I’ve been reading over at Megan’s site this morning. Her moniker is FriedOkra, which, of course, I love. And I love fried okra, not the “sit in steam pan, in the meat and three” kind, but the “hot out of the grease, heaven, but you might burn and not feel your finger tips, for a while” kind. Megan’s words are equally as satisfying… and I know my mind was HS seared as I read them. I could think of nothing intelligent to say in response, so I just said something not intelligent, but really heartfelt.
BTW, my daughter, Molly, a 13-year-old, Paula Deen want to be, whom I graciously let practice every dang night…(I have cooked 3-4 meals a day for us 6 forever and we had 3 restaurants for 14 years, I’ve earned it people) is a master okra fryer. Yes, yes she is. That alone commands a high dang dowry in this neck of the woods. So, to my thinking, Molly’s marrying and my financial future is pretty well in hand. What was I saying?
Oh, Megan’s blog. I read it this morning. She is friends with Leigh, my flesh and blood buddy, who is a real writer. Those two and several other of the greatest talents and hearts out there in Blessed Blog World managed a bonafide get together at the lake. You can imagine the magic of that intersection. Well, if you can’t, Megan so richly renders it out, in oils…and people, it is so dang beautiful, to see what she saw. The Holy Spirit’s help is all over what she shares with us.
As a small aside, (Don’t get side-tracked by my tale, Go read the post!) Jeremy has dubbed me the official Reflector of our merry band. We do things: deeply spiritual things, daring things, dang near crazy things…and it’s my job to help us know what happened.
The present moves so swiftly. I thought about that as I read Megan’s post. I wondered if she registered all she wrote about as it went down, or if she, like me, saw it out the proverbial back window – think 1970’s station wagon and that backward facing waaay back seat. I spent some time there. Scarred/imprinted me for life, take your pick.
One of the things I too have discovered from the Contemplatives’ wisdom is that life can be appreciated best in that back seat. The Holy Spirit shows us little in the present, the future is a foggy land. But, the past is His playground. He helps me see more…And, those of us willing to sit in that waaay back, we get to look at life lived longer than the souls up front, facing forward and all. We get to watch it a while, in what might as well be slow motion.

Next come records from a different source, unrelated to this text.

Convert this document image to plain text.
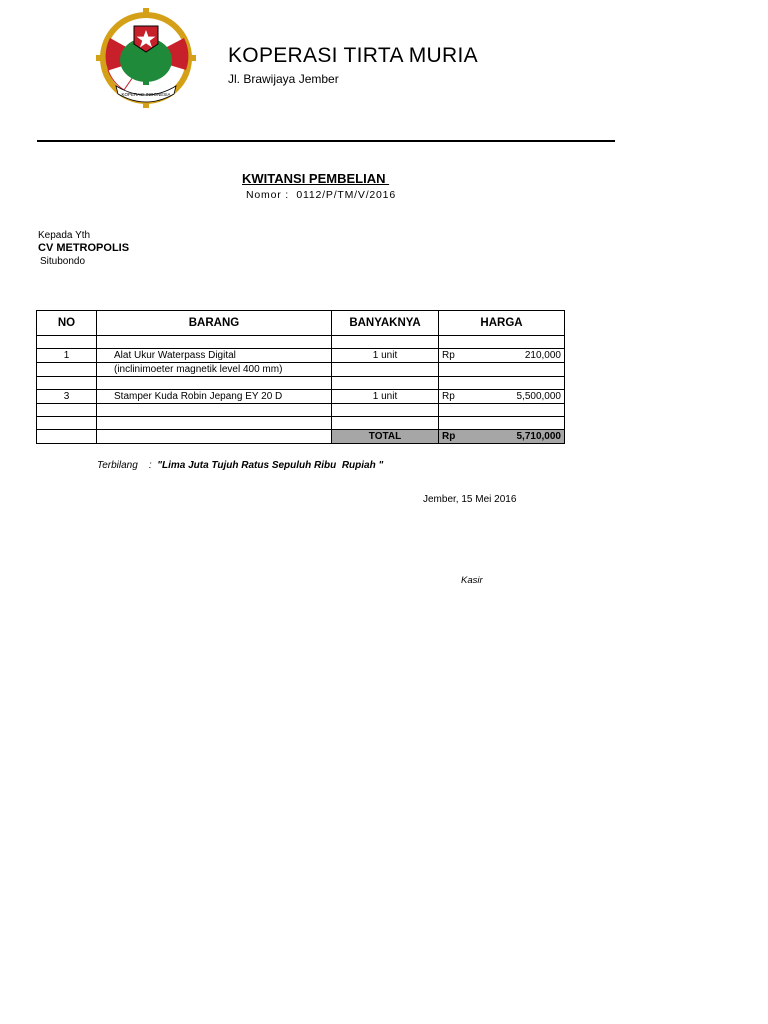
KOPERASI INDONESIA
KOPERASI TIRTA MURIA
Jl. Brawijaya Jember
KWITANSI PEMBELIAN
Nomor : 0112/P/TM/V/2016
Kepada Yth
CV METROPOLIS
Situbondo
NO	BARANG	BANYAKNYA	HARGA

1	Alat Ukur Waterpass Digital	1 unit	Rp 210,000

	(inclinimoeter magnetik level 400 mm)		

3	Stamper Kuda Robin Jepang EY 20 D	1 unit	Rp 5,500,000

		TOTAL	Rp 5,710,000
Terbilang : "Lima Juta Tujuh Ratus Sepuluh Ribu  Rupiah "
Jember, 15 Mei 2016
Kasir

So, instead of despising my own youth, I am trying to learn from that perspective which I was given. Nausea and gifts don’t seem to go together, but then when one takes into account pregnancy – well, that pretty much makes my case. So, I am climbing on back, picking up my pen and watching the Holy Ghost Slow-Mo, the way Megan’s does with such acuity here: (Don’t forget to go there!) There will be a quiz, students.
Back to my job as Chief Reflector. I go with us…and heck yes, I participate. One can’t catch much in the moment. It’s not like photography. I ride the rapids, fly through the trees, and play the parental, “No you cannot jump from thirty feet in that tree rising 100 into the jungle canopy down into this black river that might be 20 feet deep in a crevice-like channel, even if the natives, who do not speak our language save Hollywood heroes’ names, are waving you on down. I promised your parents to watch after you.”
Anyway, my job is to watch out the back window, rewind the movies, see it all again, slowed enough for the sweet we gulped to settle on my tongue, and write with the best words I can. I’ve written accounts of Costa’s Rica’s breath-catching glory swallowing us like a dream. We have yet to escape it. I’ve no eyelid who would dare lift to do so. I’ve written of nightmare in Mexico – where God walked close to us, His breath heavy and audible… I’ve written of camp outs and early morning manuevers. I’ve written and written and written and done no justice to any of the brutiful glory that was. But sometimes, something I write cues a memory of life not chronicled with photo or that wasn’t even recognized as it occurred… and for another soul, the memory movie plays over through the dusty but familiar back glass window; and they see it, feel it and know deeply that it is, always is, too.